Jerry Collins
Jerry Collins’ fatal accident is a stark reminder that there’s one form of sudden death to which we’re all susceptible.
We think of death on the roads as something that happens to other people. But when that other person is someone we feel we know, it rams home the reality that we’re all in harm’s way out there.
Road fatalities occupy an odd, contradictory place in the culture. On one hand, they’re background noise, a staple of the daily news that we skip over or fast forward through. Then something like this reminds us that death on the roads is random and democratic and youth, fame, robust health and a sculpted torso provide little protection.
When a famous person, particularly a young one, dies in a road accident, we dwell on the banality of it: they died getting from A to B, doing what almost everybody does almost every day.
Many road accidents are malign coincidences: if only they’d gone the usual way, if only they hadn’t gone through that orange light, if only the other driver’s phone hadn’t rung at that particular moment, they wouldn’t have been in the wrong place at the wrong time.
Road deaths reverberate through the culture, from Lawrence of Arabia on his motorbike swerving to avoid boys on bicycles in the English countryside to John Nash, the man with the beautiful mind, thrown from a taxi on the New Jersey turnpike; from James Dean in his souped-up Porsche to Princess Diana fleeing the paparazzi in her chauffeur-driven Mercedes.
Two towering figures in modern art and thought, American artist Jackson Pollock and French writer Albert Camus, died in car accidents, while the death of Mary Jo Kopechne at Chappaquiddick in 1968 forever tarnished the Kennedy brand and probably changed the course of history.
It’s probably not surprising that many racing drivers have died on the roads, as opposed to on the track, but the circumstances vary.
In 1958 Mike Hawthorn became the first British Formula One world champion, then promptly retired having been shaken by the death in competition of a fellow driver. Six months later he was killed while racing his Jaguar against a friend’s Mercedes on the A3 Guildford bypass.
Mike Hailwood, one of the few to race cars and bikes to Grand Prix level, was on his way to get fish and chips when a truck made an illegal turn.
Hailwood, 40, had told friends he’d been warned by a South African fortune teller that he’d be killed by a truck before he turned 40.

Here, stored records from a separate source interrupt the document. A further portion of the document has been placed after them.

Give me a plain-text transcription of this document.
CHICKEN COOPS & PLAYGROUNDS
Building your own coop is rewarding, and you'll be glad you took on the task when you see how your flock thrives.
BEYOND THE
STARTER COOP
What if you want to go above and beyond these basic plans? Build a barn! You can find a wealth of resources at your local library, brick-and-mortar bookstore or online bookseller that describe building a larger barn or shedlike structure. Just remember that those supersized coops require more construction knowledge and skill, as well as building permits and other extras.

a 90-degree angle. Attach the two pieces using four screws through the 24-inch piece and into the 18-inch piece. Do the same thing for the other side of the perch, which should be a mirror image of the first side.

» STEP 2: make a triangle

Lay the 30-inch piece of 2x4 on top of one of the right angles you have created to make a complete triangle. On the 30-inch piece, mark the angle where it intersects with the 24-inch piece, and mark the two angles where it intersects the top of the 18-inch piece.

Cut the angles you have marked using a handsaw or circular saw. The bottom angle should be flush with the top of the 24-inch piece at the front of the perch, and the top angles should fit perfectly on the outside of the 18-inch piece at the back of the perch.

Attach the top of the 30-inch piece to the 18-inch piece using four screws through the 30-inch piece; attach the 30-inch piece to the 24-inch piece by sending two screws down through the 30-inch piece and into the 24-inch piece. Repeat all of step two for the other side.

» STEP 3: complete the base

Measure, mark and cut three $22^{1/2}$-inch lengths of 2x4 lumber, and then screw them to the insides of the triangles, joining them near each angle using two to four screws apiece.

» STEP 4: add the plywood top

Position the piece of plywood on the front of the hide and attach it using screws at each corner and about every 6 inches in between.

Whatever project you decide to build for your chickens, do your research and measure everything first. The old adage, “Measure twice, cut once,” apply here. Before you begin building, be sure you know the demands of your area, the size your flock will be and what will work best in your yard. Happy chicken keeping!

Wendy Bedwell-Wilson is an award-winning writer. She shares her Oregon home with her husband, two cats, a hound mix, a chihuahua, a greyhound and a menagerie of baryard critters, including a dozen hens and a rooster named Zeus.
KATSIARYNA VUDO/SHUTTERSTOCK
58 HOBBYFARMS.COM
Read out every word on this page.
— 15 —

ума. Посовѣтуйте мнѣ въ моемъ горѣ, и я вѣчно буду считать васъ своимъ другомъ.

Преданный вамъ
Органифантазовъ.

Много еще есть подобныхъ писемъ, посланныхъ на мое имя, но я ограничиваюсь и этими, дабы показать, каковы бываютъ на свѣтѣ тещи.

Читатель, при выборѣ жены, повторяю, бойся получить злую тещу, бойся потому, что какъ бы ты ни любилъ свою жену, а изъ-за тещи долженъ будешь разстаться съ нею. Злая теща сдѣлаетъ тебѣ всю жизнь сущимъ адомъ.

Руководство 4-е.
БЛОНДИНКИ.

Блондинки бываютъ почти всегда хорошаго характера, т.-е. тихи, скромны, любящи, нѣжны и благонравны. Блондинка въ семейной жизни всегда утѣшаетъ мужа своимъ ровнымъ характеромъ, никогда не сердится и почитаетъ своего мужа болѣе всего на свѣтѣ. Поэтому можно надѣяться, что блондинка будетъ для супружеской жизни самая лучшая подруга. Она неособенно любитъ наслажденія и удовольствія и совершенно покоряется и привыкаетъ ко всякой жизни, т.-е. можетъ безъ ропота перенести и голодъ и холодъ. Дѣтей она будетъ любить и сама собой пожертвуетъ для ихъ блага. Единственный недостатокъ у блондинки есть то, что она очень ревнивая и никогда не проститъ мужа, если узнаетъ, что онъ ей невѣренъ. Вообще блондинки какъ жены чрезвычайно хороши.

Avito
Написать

There are socio-cultural footnotes like porn star Linda Lovelace who transformed oral sex into an endurance event cum performance art, and Dominican playboy Porfirio Rubirosa whose little black book read like the guest list for an Academy Awards after-party: Marilyn Monroe, Rita Hayworth, Ava Gardner, Judy Garland and so on, ad nauseam. He was supposedly so well endowed that Parisian waiters referred to those ridiculously large pepper grinders as “Rubirosas.”
There are strange and bitter ironies, like Argentinean boxer Carlos Monzon, for seven years the undisputed world middleweight champion, whose long history of domestic violence culminated in an 11 year jail term for murder. He died in a road accident while on weekend furlough.

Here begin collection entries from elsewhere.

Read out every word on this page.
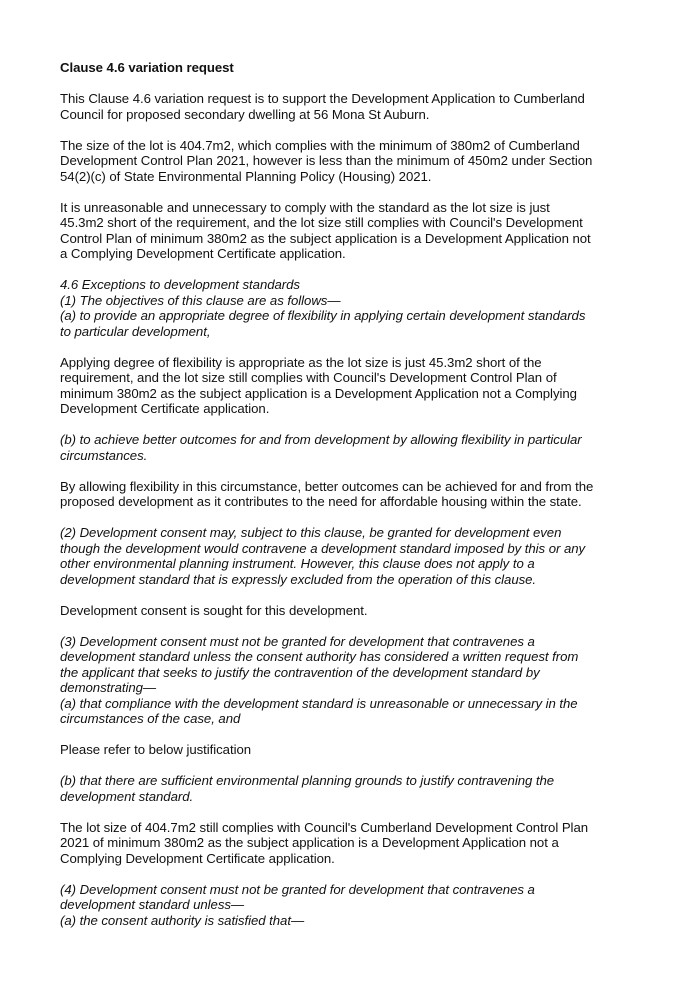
Clause 4.6 variation request
This Clause 4.6 variation request is to support the Development Application to Cumberland
Council for proposed secondary dwelling at 56 Mona St Auburn.
The size of the lot is 404.7m2, which complies with the minimum of 380m2 of Cumberland
Development Control Plan 2021, however is less than the minimum of 450m2 under Section
54(2)(c) of State Environmental Planning Policy (Housing) 2021.
It is unreasonable and unnecessary to comply with the standard as the lot size is just
45.3m2 short of the requirement, and the lot size still complies with Council's Development
Control Plan of minimum 380m2 as the subject application is a Development Application not
a Complying Development Certificate application.
4.6 Exceptions to development standards
(1) The objectives of this clause are as follows—
(a) to provide an appropriate degree of flexibility in applying certain development standards
to particular development,
Applying degree of flexibility is appropriate as the lot size is just 45.3m2 short of the
requirement, and the lot size still complies with Council's Development Control Plan of
minimum 380m2 as the subject application is a Development Application not a Complying
Development Certificate application.
(b) to achieve better outcomes for and from development by allowing flexibility in particular
circumstances.
By allowing flexibility in this circumstance, better outcomes can be achieved for and from the
proposed development as it contributes to the need for affordable housing within the state.
(2) Development consent may, subject to this clause, be granted for development even
though the development would contravene a development standard imposed by this or any
other environmental planning instrument. However, this clause does not apply to a
development standard that is expressly excluded from the operation of this clause.
Development consent is sought for this development.
(3) Development consent must not be granted for development that contravenes a
development standard unless the consent authority has considered a written request from
the applicant that seeks to justify the contravention of the development standard by
demonstrating—
(a) that compliance with the development standard is unreasonable or unnecessary in the
circumstances of the case, and
Please refer to below justification
(b) that there are sufficient environmental planning grounds to justify contravening the
development standard.
The lot size of 404.7m2 still complies with Council's Cumberland Development Control Plan
2021 of minimum 380m2 as the subject application is a Development Application not a
Complying Development Certificate application.
(4) Development consent must not be granted for development that contravenes a
development standard unless—
(a) the consent authority is satisfied that—
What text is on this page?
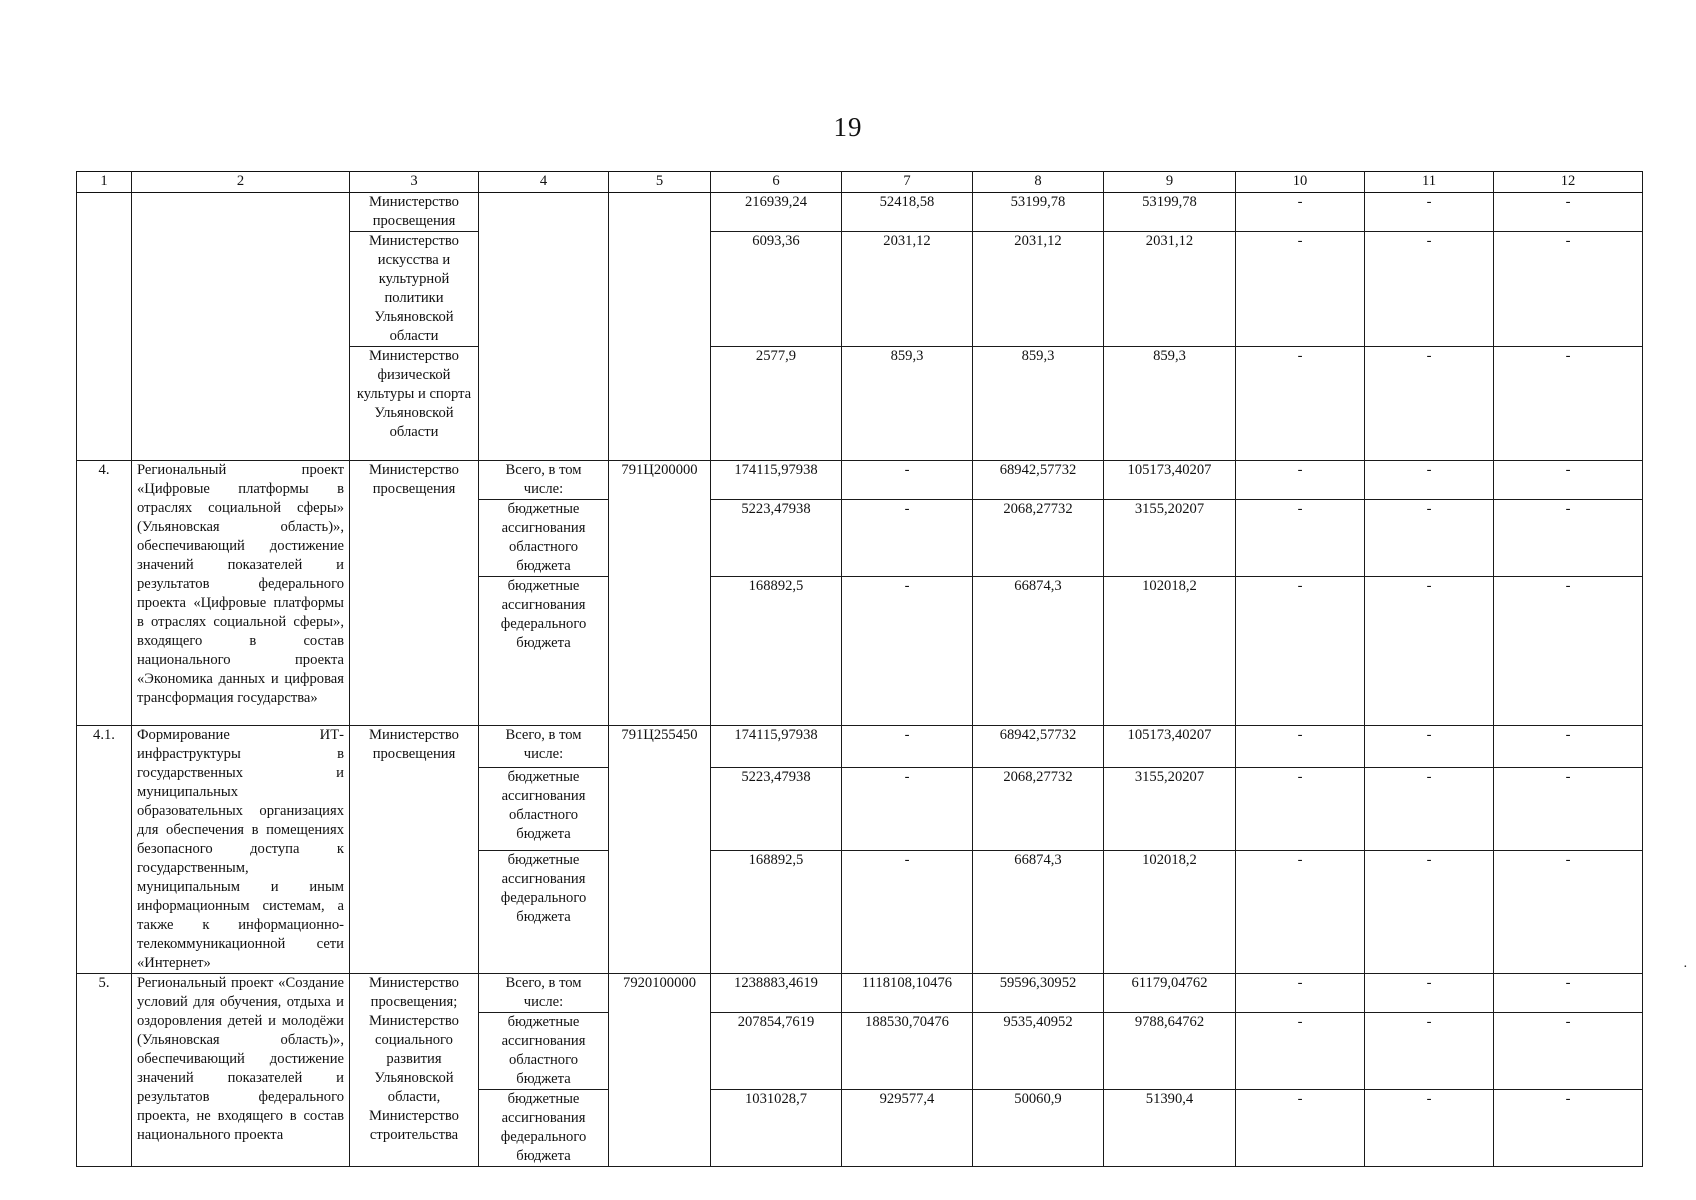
19
1	2	3	4	5	6	7	8	9	10	11	12
		Министерство просвещения			216939,24	52418,58	53199,78	53199,78	-	-	-
		Министерство искусства и культурной политики Ульяновской области			6093,36	2031,12	2031,12	2031,12	-	-	-
		Министерство физической культуры и спорта Ульяновской области			2577,9	859,3	859,3	859,3	-	-	-
4.	Региональный проект «Цифровые платформы в отраслях социальной сферы» (Ульяновская область)», обеспечивающий достижение значений показателей и результатов федерального проекта «Цифровые платформы в отраслях социальной сферы», входящего в состав национального проекта «Экономика данных и цифровая трансформация государства»	Министерство просвещения	Всего, в том числе:	791Ц200000	174115,97938	-	68942,57732	105173,40207	-	-	-
			бюджетные ассигнования областного бюджета		5223,47938	-	2068,27732	3155,20207	-	-	-
			бюджетные ассигнования федерального бюджета		168892,5	-	66874,3	102018,2	-	-	-
4.1.	Формирование ИТ-инфраструктуры в государственных и муниципальных образовательных организациях для обеспечения в помещениях безопасного доступа к государственным, муниципальным и иным информационным системам, а также к информационно-телекоммуникационной сети «Интернет»	Министерство просвещения	Всего, в том числе:	791Ц255450	174115,97938	-	68942,57732	105173,40207	-	-	-
			бюджетные ассигнования областного бюджета		5223,47938	-	2068,27732	3155,20207	-	-	-
			бюджетные ассигнования федерального бюджета		168892,5	-	66874,3	102018,2	-	-	-
5.	Региональный проект «Создание условий для обучения, отдыха и оздоровления детей и молодёжи (Ульяновская область)», обеспечивающий достижение значений показателей и результатов федерального проекта, не входящего в состав национального проекта	Министерство просвещения; Министерство социального развития Ульяновской области, Министерство строительства	Всего, в том числе:	7920100000	1238883,4619	1118108,10476	59596,30952	61179,04762	-	-	-
			бюджетные ассигнования областного бюджета		207854,7619	188530,70476	9535,40952	9788,64762	-	-	-
			бюджетные ассигнования федерального бюджета		1031028,7	929577,4	50060,9	51390,4	-	-	-
·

Or Buford Pusser, the youngest sheriff in Tennessee history and portrayed by Dwayne ‘The Rock’ Johnson in the movie Walking Tall. Pusser survived seven stabbings and eight shootings only to die driving his Corvette away from the county fair.

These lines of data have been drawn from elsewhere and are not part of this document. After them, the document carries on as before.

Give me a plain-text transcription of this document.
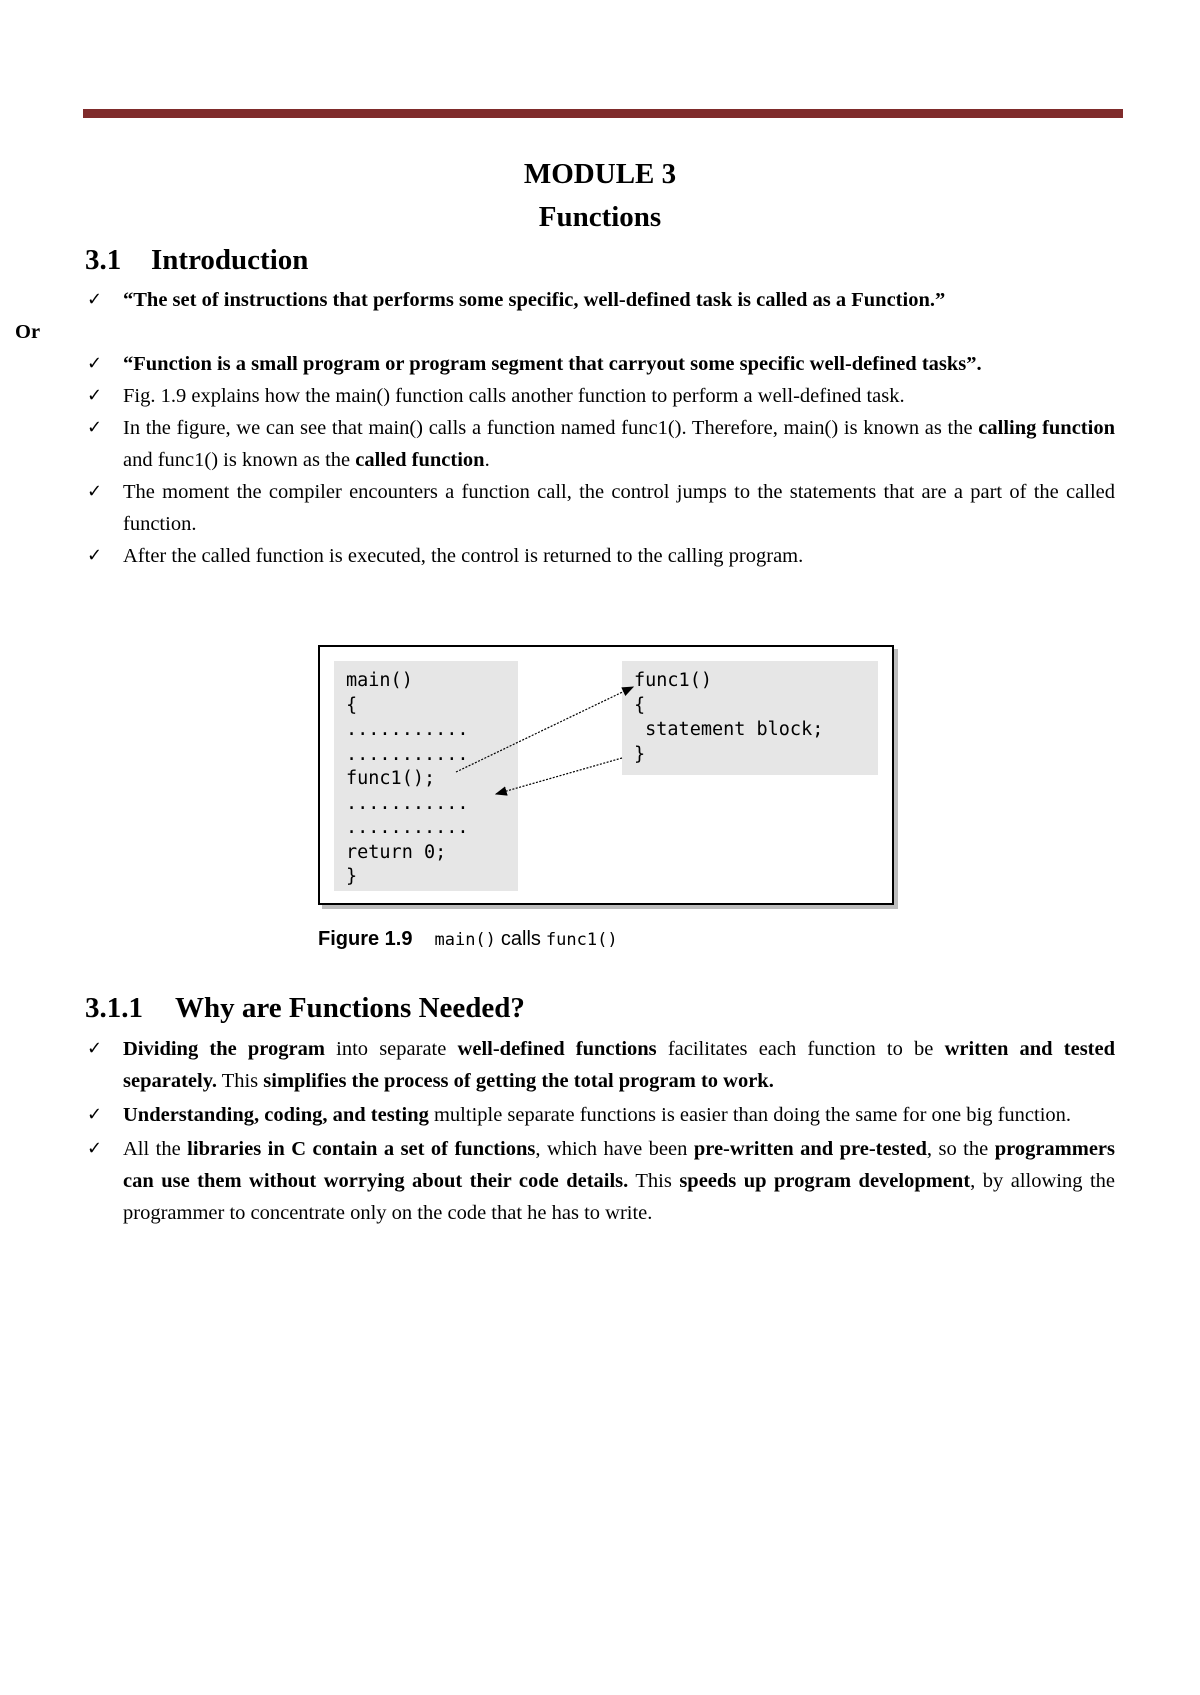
MODULE 3
Functions
3.1 Introduction
✓ “The set of instructions that performs some specific, well-defined task is called as a Function.”
Or
✓ “Function is a small program or program segment that carryout some specific well-defined tasks”.
✓ Fig. 1.9 explains how the main() function calls another function to perform a well-defined task.
✓ In the figure, we can see that main() calls a function named func1(). Therefore, main() is known as the calling function and func1() is known as the called function.
✓ The moment the compiler encounters a function call, the control jumps to the statements that are a part of the called function.
✓ After the called function is executed, the control is returned to the calling program.
main()
{
...........
...........
func1();
...........
...........
return 0;
}
func1()
{
statement block;
}
Figure 1.9 main() calls func1()
3.1.1 Why are Functions Needed?
✓ Dividing the program into separate well-defined functions facilitates each function to be written and tested separately. This simplifies the process of getting the total program to work.
✓ Understanding, coding, and testing multiple separate functions is easier than doing the same for one big function.
✓ All the libraries in C contain a set of functions, which have been pre-written and pre-tested, so the programmers can use them without worrying about their code details. This speeds up program development, by allowing the programmer to concentrate only on the code that he has to write.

Or Gerhard Barkhorn, the second greatest fighter ace of all time, who survived 1,104 combat sorties during World War Two only to perish on an autobahn near his home. Or Fast and Furious star Paul Walker, a passenger in a Porsche travelling fast and furiously to his high performance vehicle shop.
And Camus, whose message is that there is no God, no rhyme or reason, no meaning of life and therefore life is about coming to terms with that and keeping going. He died with an unused train ticket in his pocket after accepting a last minute offer of a lift.
Collins, a poor immigrant boy who grew up hard on the meanest of Porirua’s mean streets and battled demons while becoming a sporting great and citizen of the world, would have related to Camus’ words:
To correct a natural indifference, I was placed halfway between misery and the sun. Misery kept me from believing that all was well under the sun, and the sun taught me that history wasn’t everything.